10 Natural Fertilizers to Replace Chemical Fertilizers
These 10 fertilizers derive from natural sources and can enhance the fertility of the soil as well as the nutrition of the crops. Prior to add a fertilizer-natural or otherwise-to your garden bed, it’s advised that you’ve your soil tested for nutrient levels and pH.
It’s particularly crucial to find out the pH level before adding phosphorous fertilizers because phosphorous is merely available at a relatively limited pH range. Adding more phosphorous to an area with the wrong pH will tie up the nutrient in the soil and not make it accessible to the plants. Not to mention, excessive nutrients can also add to run-off problems and produce pollution issues.
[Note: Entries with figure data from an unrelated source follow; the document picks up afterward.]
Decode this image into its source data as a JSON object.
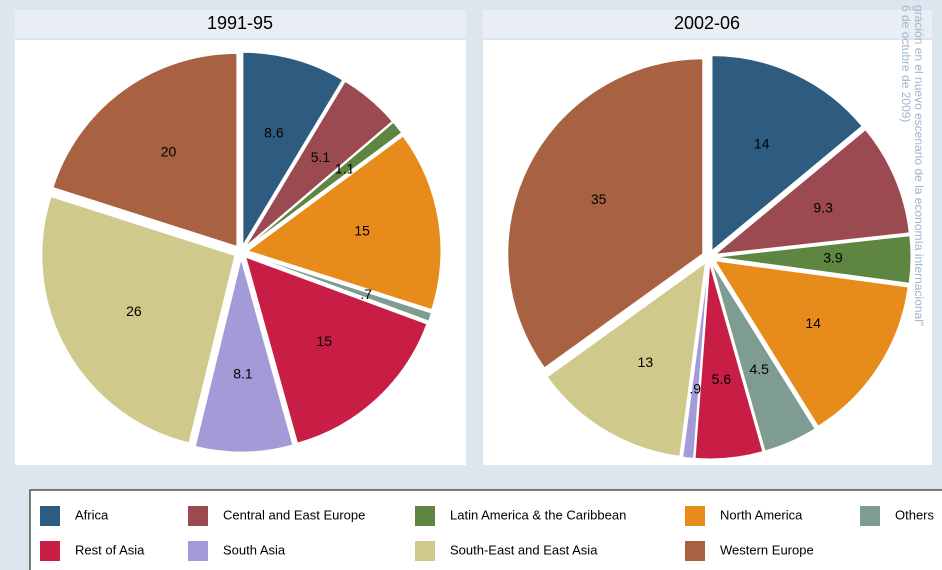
{
  "chart_data": [
    {
      "type": "pie",
      "title": "1991-95",
      "categories": [
        "Africa",
        "Central and East Europe",
        "Latin America & the Caribbean",
        "North America",
        "Others",
        "Rest of Asia",
        "South Asia",
        "South-East and East Asia",
        "Western Europe"
      ],
      "values": [
        8.6,
        5.1,
        1.1,
        15,
        0.7,
        15,
        8.1,
        26,
        20
      ],
      "value_labels": [
        "8.6",
        "5.1",
        "1.1",
        "15",
        ".7",
        "15",
        "8.1",
        "26",
        "20"
      ],
      "colors": [
        "#2e5b80",
        "#9c4a52",
        "#5f8641",
        "#e78c1b",
        "#7e9c92",
        "#c81e46",
        "#a39ad8",
        "#cfc98b",
        "#a86141"
      ]
    },
    {
      "type": "pie",
      "title": "2002-06",
      "categories": [
        "Africa",
        "Central and East Europe",
        "Latin America & the Caribbean",
        "North America",
        "Others",
        "Rest of Asia",
        "South Asia",
        "South-East and East Asia",
        "Western Europe"
      ],
      "values": [
        14,
        9.3,
        3.9,
        14,
        4.5,
        5.6,
        0.9,
        13,
        35
      ],
      "value_labels": [
        "14",
        "9.3",
        "3.9",
        "14",
        "4.5",
        "5.6",
        ".9",
        "13",
        "35"
      ],
      "colors": [
        "#2e5b80",
        "#9c4a52",
        "#5f8641",
        "#e78c1b",
        "#7e9c92",
        "#c81e46",
        "#a39ad8",
        "#cfc98b",
        "#a86141"
      ]
    }
  ],
  "annotations": [
    "gración en el nuevo escenario de la economía internacional\"",
    "6 de octubre de 2009)"
  ]
}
If you’re an organic farmer, make sure the fertilizer brands you use are on the Organic Materials Review Institute’s approved materials list. However, for home gardeners or small-scale farmers who aren’t certified organic but wish to use only natural fertilizers, the following fertilizers are regarded as organic, even if the particular brand you use isn’t on the list.
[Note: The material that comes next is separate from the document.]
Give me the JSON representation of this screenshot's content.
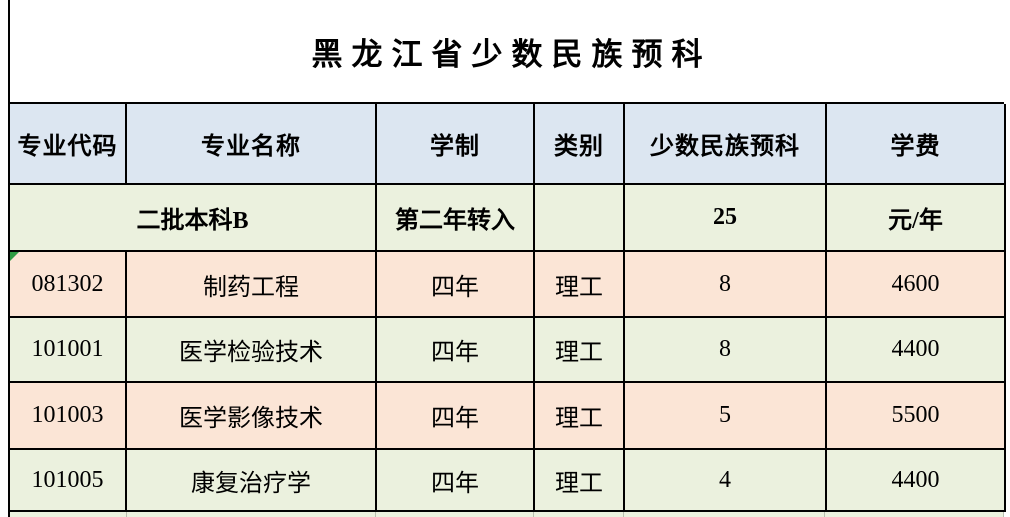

(1) Fish emulsion and hydrolyzed liquid fish
Processing fish or fish byproducts with heat or acid treatments creates fish emulsion. Fish emulsion is usually a pretty stinky fertilizer, but it’s a good source of all three macronutrients-nitrogen, phosphorus and potassium-with an N-P-K (nitrogen-phosphorus-potassium) ratio of 5-2-2.
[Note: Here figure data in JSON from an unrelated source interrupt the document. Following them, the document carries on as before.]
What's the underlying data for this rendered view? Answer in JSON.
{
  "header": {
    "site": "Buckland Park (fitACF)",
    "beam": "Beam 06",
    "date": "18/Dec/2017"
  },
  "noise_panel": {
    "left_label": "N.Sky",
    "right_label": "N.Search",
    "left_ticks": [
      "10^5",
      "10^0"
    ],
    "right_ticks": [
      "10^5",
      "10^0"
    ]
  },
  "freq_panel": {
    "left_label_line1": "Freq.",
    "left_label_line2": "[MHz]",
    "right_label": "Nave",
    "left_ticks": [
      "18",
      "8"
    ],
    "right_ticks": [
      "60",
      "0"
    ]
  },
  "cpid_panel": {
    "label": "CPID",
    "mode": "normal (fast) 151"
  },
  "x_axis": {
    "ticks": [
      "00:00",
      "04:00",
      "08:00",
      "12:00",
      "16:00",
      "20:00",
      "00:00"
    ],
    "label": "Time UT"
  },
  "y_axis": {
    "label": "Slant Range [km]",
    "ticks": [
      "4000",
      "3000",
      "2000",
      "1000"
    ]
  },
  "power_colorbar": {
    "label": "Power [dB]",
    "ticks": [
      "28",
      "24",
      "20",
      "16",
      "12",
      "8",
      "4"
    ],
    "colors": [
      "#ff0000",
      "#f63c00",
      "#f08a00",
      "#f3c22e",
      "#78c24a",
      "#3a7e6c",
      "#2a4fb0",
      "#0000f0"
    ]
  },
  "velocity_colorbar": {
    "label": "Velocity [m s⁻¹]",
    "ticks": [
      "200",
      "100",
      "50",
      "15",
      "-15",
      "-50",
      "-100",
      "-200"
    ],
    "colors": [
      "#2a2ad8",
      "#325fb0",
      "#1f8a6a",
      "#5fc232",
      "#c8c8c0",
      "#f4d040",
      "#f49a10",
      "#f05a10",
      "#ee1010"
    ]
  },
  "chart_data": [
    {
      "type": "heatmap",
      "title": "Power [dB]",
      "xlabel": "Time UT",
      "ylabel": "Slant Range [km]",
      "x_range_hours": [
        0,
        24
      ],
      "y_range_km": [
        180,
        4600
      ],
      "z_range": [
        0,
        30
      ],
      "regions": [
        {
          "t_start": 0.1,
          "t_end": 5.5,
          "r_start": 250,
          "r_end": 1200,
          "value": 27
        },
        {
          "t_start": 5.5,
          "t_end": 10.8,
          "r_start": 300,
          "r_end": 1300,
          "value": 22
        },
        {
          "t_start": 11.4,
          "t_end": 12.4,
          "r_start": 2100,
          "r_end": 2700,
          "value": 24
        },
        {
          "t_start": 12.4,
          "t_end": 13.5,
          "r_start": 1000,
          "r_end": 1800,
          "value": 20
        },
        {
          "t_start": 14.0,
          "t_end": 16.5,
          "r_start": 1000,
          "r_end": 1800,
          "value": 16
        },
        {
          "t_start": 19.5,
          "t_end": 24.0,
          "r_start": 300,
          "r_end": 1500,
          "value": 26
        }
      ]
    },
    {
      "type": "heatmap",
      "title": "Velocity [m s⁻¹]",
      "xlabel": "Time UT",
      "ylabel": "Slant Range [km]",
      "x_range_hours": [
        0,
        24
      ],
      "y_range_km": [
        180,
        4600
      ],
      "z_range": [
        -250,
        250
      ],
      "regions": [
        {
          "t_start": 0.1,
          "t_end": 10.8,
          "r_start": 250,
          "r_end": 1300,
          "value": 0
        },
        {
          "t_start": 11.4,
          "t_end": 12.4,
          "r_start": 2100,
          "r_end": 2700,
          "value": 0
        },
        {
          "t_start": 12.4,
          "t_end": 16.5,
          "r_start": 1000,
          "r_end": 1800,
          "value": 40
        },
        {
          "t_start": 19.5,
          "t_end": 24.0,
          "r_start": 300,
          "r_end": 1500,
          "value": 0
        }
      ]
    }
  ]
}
Hydrolyzed liquid fish fertilizers are produced using enzymes instead of heat. The resulting product is not smelly and retains more trace vitamins and nutrients. The average N-P-K ratio for hydrolyzed fish fertilizers is 4-2-2.
(2) Liquid kelp
Although the levels of nitrogen, phosphorous and potassium found in liquid kelp are minimal, it is full of essential trace nutrients and also plant growth hormones that accelerate plant growth and improve flowering. Liquid kelp is created through the cold processing of this ocean plant. It is mixed with water and used on plants both as a soil drench and a foliar spray. The nutrients it contains are available immediately for plant use.
(3) Rock phosphate
A mineral rock powder, rock phosphate is a wonderful source of phosphorous, with an N-P-K ratio of 0-2-0. The phosphorous found in rock phosphate becomes more available the 2nd year after application, and phosphorous is most available within the soil if the pH ranges between 6.0 and 7.0. Be sure to test soil pH before adding rock phosphate. It is also a good source of calcium.
(4) Bone meal
A byproduct of slaughtering facilities, bone meal is produced through the steam processing and pulverization of animal bones. Bone meal is an excellent high-phosphorus fertilizer with an average N-P-K ratio of 3-15-0. The phosphorous in bone meal takes a couple of months to become accessible to plants via microbial processes in the soil. It also contains calcium, another essential plant nutrient. Phosphorous is most available in soil with pH between 6.0 and 7.0, so be sure to test and adjust soil pH if necessary.